Naylor (physics and astronomy), the Canadian lead on the Herschel-SPIRE Consortium, and his group are being honoured with the Group Achievement Award for achievement by a large consortium in astronomy. The RAS medals and awards for 2014 were announced Jan. 10, 2014 and will be presented at the 2014 National Astronomy Meeting to be held in Portsmouth, England in June 2014.
“Through his work with the SPIRE consortium, Dr. Naylor has played a leadership role on an initiative that will have a lasting impact for decades,” says University of Lethbridge Vice-President (Research) Dr. Dan Weeks. “This recognition is well-deserved and is yet another example of the world leading research that happens at the U of L.”

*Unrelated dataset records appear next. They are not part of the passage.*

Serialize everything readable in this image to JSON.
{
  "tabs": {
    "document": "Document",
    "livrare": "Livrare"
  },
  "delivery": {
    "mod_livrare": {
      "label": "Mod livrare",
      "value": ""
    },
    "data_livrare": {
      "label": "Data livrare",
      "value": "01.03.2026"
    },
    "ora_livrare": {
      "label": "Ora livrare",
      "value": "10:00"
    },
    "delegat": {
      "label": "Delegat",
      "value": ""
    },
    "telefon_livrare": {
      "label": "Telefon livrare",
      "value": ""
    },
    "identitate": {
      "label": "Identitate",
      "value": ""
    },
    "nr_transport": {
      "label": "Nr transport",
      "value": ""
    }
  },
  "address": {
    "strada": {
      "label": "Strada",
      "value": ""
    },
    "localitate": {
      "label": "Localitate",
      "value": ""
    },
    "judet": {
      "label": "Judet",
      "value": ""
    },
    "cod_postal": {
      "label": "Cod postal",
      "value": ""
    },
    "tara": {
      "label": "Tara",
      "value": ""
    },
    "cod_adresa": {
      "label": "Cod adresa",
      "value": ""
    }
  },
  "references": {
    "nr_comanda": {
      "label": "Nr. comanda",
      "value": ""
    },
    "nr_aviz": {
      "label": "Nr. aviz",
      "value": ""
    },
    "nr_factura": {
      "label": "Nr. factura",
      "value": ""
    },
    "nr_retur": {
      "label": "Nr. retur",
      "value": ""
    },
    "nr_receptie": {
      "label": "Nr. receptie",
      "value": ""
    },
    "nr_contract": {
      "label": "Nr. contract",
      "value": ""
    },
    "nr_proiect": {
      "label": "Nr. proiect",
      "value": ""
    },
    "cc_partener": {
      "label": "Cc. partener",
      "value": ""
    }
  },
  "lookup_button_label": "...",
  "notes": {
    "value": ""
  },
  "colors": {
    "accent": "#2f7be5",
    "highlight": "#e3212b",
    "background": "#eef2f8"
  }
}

The award represents recognition by the astronomical community of the outstanding success of the SPIRE instrument, which observed the universe at far infrared wavelengths, a few hundred times longer than the wavelengths of visible light. The international team was responsible for the design, construction and delivery of the instrument as part of the instrument suite for the European Space Agency’s Herschel Space Observatory.
SPIRE was co-developed by Naylor and a team of researchers who led Canada’s contribution to the Herschel project on behalf of the Canadian Space Agency.
“We’re delighted to receive see this award from the Royal Astronomical Society. Astronomy is a science driven by advances in technology. Nowhere is this more true than in the technically challenging wavelength range observed by Herschel,” says Naylor. “Having spent well over a decade working on the SPIRE instrument it felt like a member of our family when it was launched, and it is fair to say that it has exceeded all expectations. Some would argue that it is one of the most successful space astronomy projects of all time.”
The Herschel satellite was launched in 2009 and operated very successfully for four years. By virtue of its unparalleled sensitivity and unique capabilities, the results obtained using SPIRE have been felt across a broad swath of astrophysics and in particular in detailed studies of star formation in the local universe and extending out to very distant objects.
“SPIRE has been a truly international endeavour, with 18 institutes in eight countries participating, and countless talented people with wide ranging expertise contributing to building and operating the instrument,” says Professor Matt Griffin, from Cardiff University, who led the international SPIRE team. “This Group Achievement award for is a fitting tribute to the success of their efforts.”
The Royal Astronomical Society, founded in 1820, encourages and promotes the study of astronomy, solar-system science, geophysics and closely related branches of science. Its more than 3,500 members include scientific researchers in universities, observatories and laboratories, as well as historians of astronomy and others.